Hofstede’s (1980; 1991) National Cultural Dimensions have been widely
used in social science studies and have contributed to explain the cross-cultural
differences in business practices probably due to a number of reasons. First, Hofstede’s (1980; 1991) dimensions are independent except for Power Distance
and Individualism-Collectivism dimensions, which are interdependent (De Mooij,
2004).
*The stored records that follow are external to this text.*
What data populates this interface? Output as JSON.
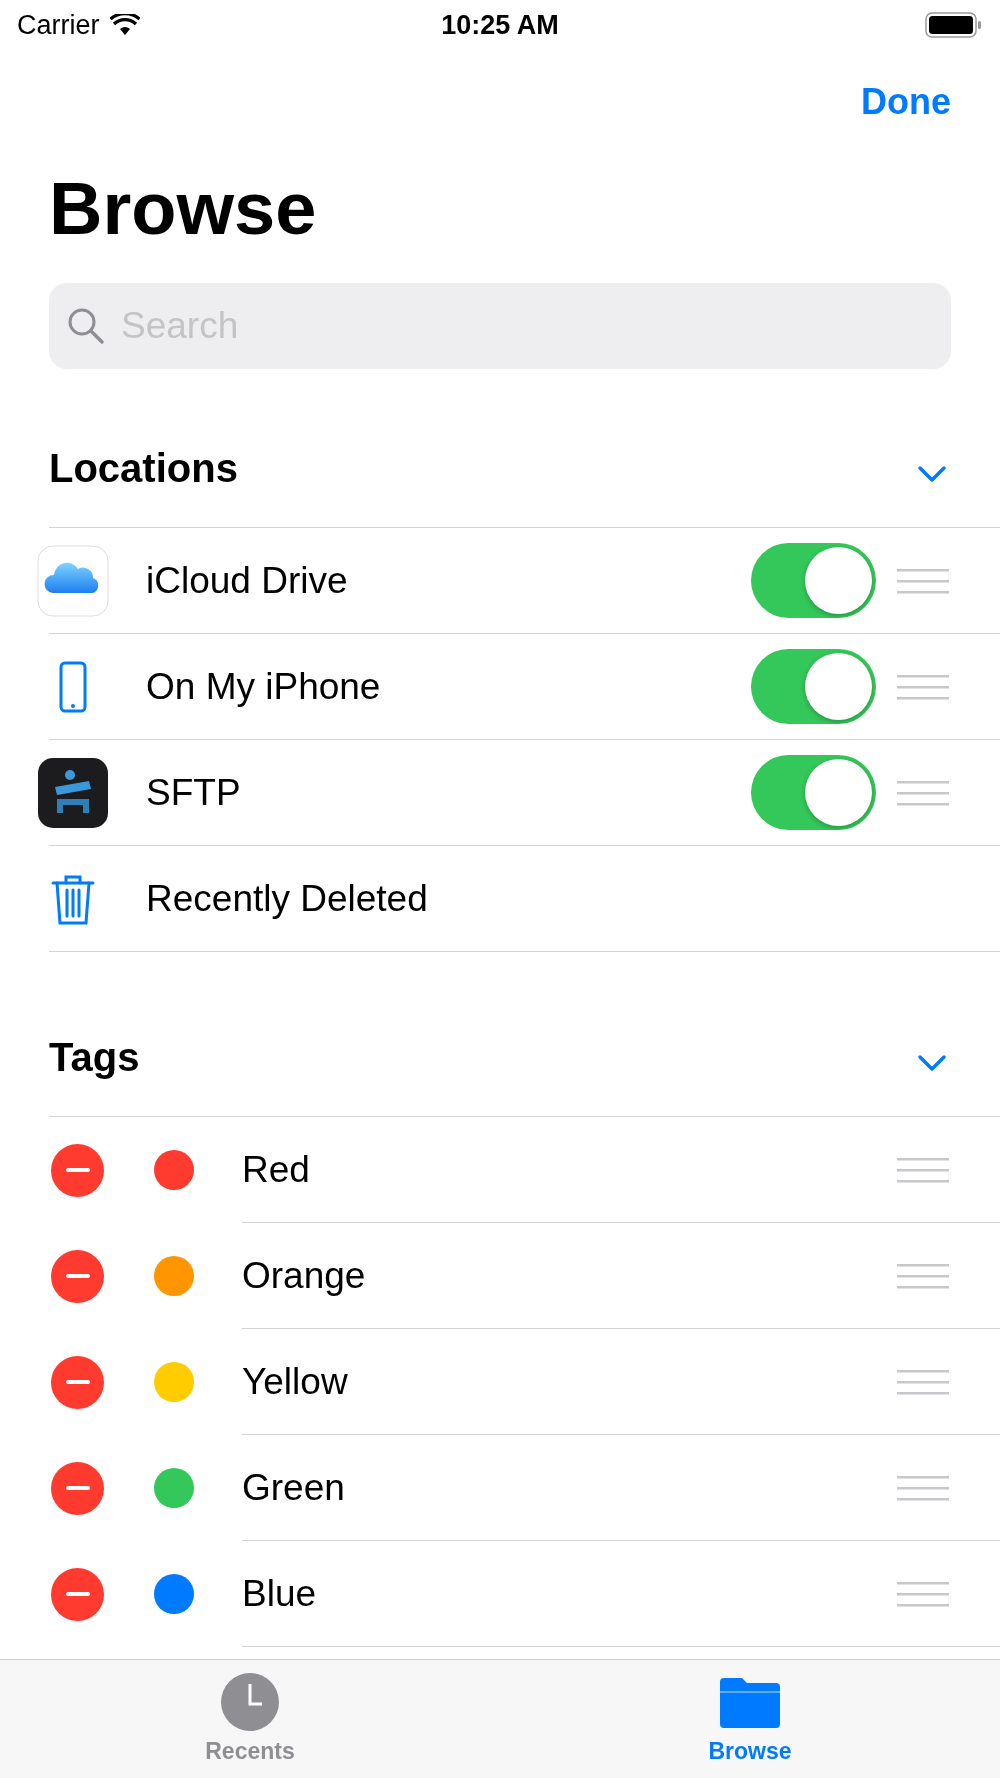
{
  "status_bar": {
    "carrier": "Carrier",
    "time": "10:25 AM"
  },
  "nav": {
    "done": "Done",
    "title": "Browse"
  },
  "search": {
    "placeholder": "Search"
  },
  "locations": {
    "title": "Locations",
    "expanded": true,
    "items": [
      {
        "kind": "toggle",
        "label": "iCloud Drive",
        "on": true
      },
      {
        "kind": "toggle",
        "label": "On My iPhone",
        "on": true
      },
      {
        "kind": "toggle",
        "label": "SFTP",
        "on": true
      },
      {
        "kind": "plain",
        "label": "Recently Deleted"
      }
    ]
  },
  "tags": {
    "title": "Tags",
    "expanded": true,
    "items": [
      {
        "label": "Red",
        "color": "#ff3b30"
      },
      {
        "label": "Orange",
        "color": "#ff9500"
      },
      {
        "label": "Yellow",
        "color": "#ffcc00"
      },
      {
        "label": "Green",
        "color": "#34c759"
      },
      {
        "label": "Blue",
        "color": "#007aff"
      }
    ]
  },
  "tab_bar": [
    {
      "kind": "clock",
      "label": "Recents",
      "selected": false
    },
    {
      "kind": "folder",
      "label": "Browse",
      "selected": true
    }
  ]
}
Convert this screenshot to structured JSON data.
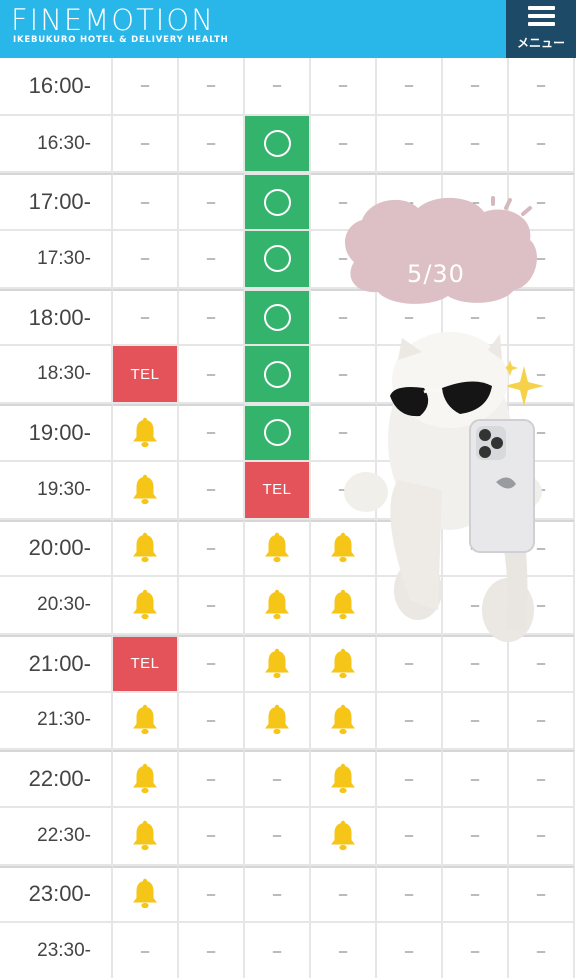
{
  "header": {
    "logo": "FINEMOTION",
    "subtitle": "IKEBUKURO HOTEL & DELIVERY HEALTH",
    "menu_label": "メニュー",
    "bg_color": "#29b6e8",
    "menu_bg_color": "#1d4a66"
  },
  "legend": {
    "available": "circle-icon",
    "tel": "TEL",
    "waiting": "bell-icon",
    "none": "–"
  },
  "colors": {
    "available": "#33b36b",
    "tel": "#e5535a",
    "bell": "#f5c518"
  },
  "overlay": {
    "date_label": "5/30",
    "image": "cat-with-sunglasses-and-phone"
  },
  "schedule": [
    {
      "time": "16:00-",
      "cells": [
        "-",
        "-",
        "-",
        "-",
        "-",
        "-",
        "-"
      ]
    },
    {
      "time": "16:30-",
      "cells": [
        "-",
        "-",
        "O",
        "-",
        "-",
        "-",
        "-"
      ]
    },
    {
      "time": "17:00-",
      "cells": [
        "-",
        "-",
        "O",
        "-",
        "-",
        "-",
        "-"
      ]
    },
    {
      "time": "17:30-",
      "cells": [
        "-",
        "-",
        "O",
        "-",
        "-",
        "-",
        "-"
      ]
    },
    {
      "time": "18:00-",
      "cells": [
        "-",
        "-",
        "O",
        "-",
        "-",
        "-",
        "-"
      ]
    },
    {
      "time": "18:30-",
      "cells": [
        "TEL",
        "-",
        "O",
        "-",
        "-",
        "-",
        "-"
      ]
    },
    {
      "time": "19:00-",
      "cells": [
        "B",
        "-",
        "O",
        "-",
        "-",
        "-",
        "-"
      ]
    },
    {
      "time": "19:30-",
      "cells": [
        "B",
        "-",
        "TEL",
        "-",
        "-",
        "-",
        "-"
      ]
    },
    {
      "time": "20:00-",
      "cells": [
        "B",
        "-",
        "B",
        "B",
        "-",
        "-",
        "-"
      ]
    },
    {
      "time": "20:30-",
      "cells": [
        "B",
        "-",
        "B",
        "B",
        "-",
        "-",
        "-"
      ]
    },
    {
      "time": "21:00-",
      "cells": [
        "TEL",
        "-",
        "B",
        "B",
        "-",
        "-",
        "-"
      ]
    },
    {
      "time": "21:30-",
      "cells": [
        "B",
        "-",
        "B",
        "B",
        "-",
        "-",
        "-"
      ]
    },
    {
      "time": "22:00-",
      "cells": [
        "B",
        "-",
        "-",
        "B",
        "-",
        "-",
        "-"
      ]
    },
    {
      "time": "22:30-",
      "cells": [
        "B",
        "-",
        "-",
        "B",
        "-",
        "-",
        "-"
      ]
    },
    {
      "time": "23:00-",
      "cells": [
        "B",
        "-",
        "-",
        "-",
        "-",
        "-",
        "-"
      ]
    },
    {
      "time": "23:30-",
      "cells": [
        "-",
        "-",
        "-",
        "-",
        "-",
        "-",
        "-"
      ]
    }
  ]
}
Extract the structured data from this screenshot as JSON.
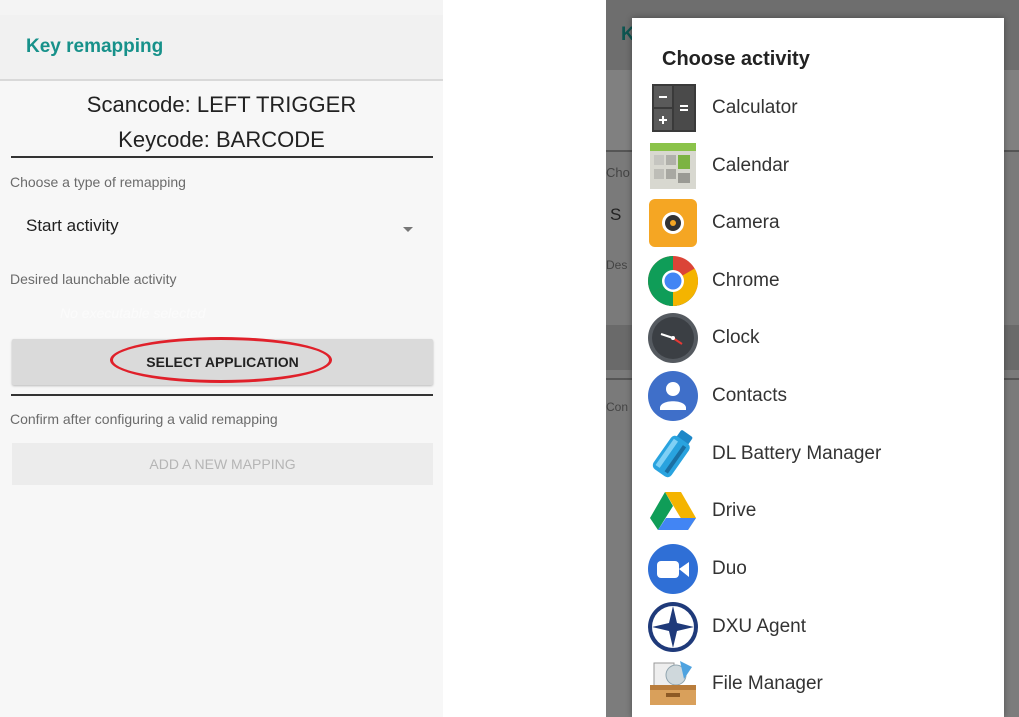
{
  "left": {
    "app_title": "Key remapping",
    "scancode": "Scancode: LEFT TRIGGER",
    "keycode": "Keycode: BARCODE",
    "remap_type_label": "Choose a type of remapping",
    "remap_type_value": "Start activity",
    "activity_label": "Desired launchable activity",
    "activity_value": "No executable selected",
    "select_button": "SELECT APPLICATION",
    "confirm_label": "Confirm after configuring a valid remapping",
    "add_button": "ADD A NEW MAPPING"
  },
  "right_bg": {
    "title_fragment": "K",
    "cho": "Cho",
    "s": "S",
    "des": "Des",
    "con": "Con"
  },
  "dialog": {
    "title": "Choose activity",
    "items": [
      {
        "label": "Calculator",
        "icon": "calculator-icon"
      },
      {
        "label": "Calendar",
        "icon": "calendar-icon"
      },
      {
        "label": "Camera",
        "icon": "camera-icon"
      },
      {
        "label": "Chrome",
        "icon": "chrome-icon"
      },
      {
        "label": "Clock",
        "icon": "clock-icon"
      },
      {
        "label": "Contacts",
        "icon": "contacts-icon"
      },
      {
        "label": "DL Battery Manager",
        "icon": "battery-manager-icon"
      },
      {
        "label": "Drive",
        "icon": "drive-icon"
      },
      {
        "label": "Duo",
        "icon": "duo-icon"
      },
      {
        "label": "DXU Agent",
        "icon": "dxu-agent-icon"
      },
      {
        "label": "File Manager",
        "icon": "file-manager-icon"
      }
    ]
  },
  "colors": {
    "accent": "#17918a",
    "highlight": "#e0202a"
  }
}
Secondly, applications and replications of Hofstede (1980; 1991) studies on
matched and non-matched samples with different samples and at different period of
time have confirmed that Hofstede’s dimensions are still valid (Hofstede, 2001; De
Mooij, 2004). A recent meta-analysis study by Taras et al. (2012), on 451 empirical studies which used Hofstede’s Values Survey Module (VSM) for three different
period of time (1980s, 1990s and 2000s), found that despite Hofstede’s (1980;
1991) National Cultural Dimension scores decreasing since the 1980s, the
dimensions are still relevant in explaining culture. Indeed, more recent accounting
studies such as Patel (2003) and Tsakumis (2007) suggest that even a sub-group of
the society (the accountants), such as in the US, Australia, India and Malaysia, all
represent their respective national culture.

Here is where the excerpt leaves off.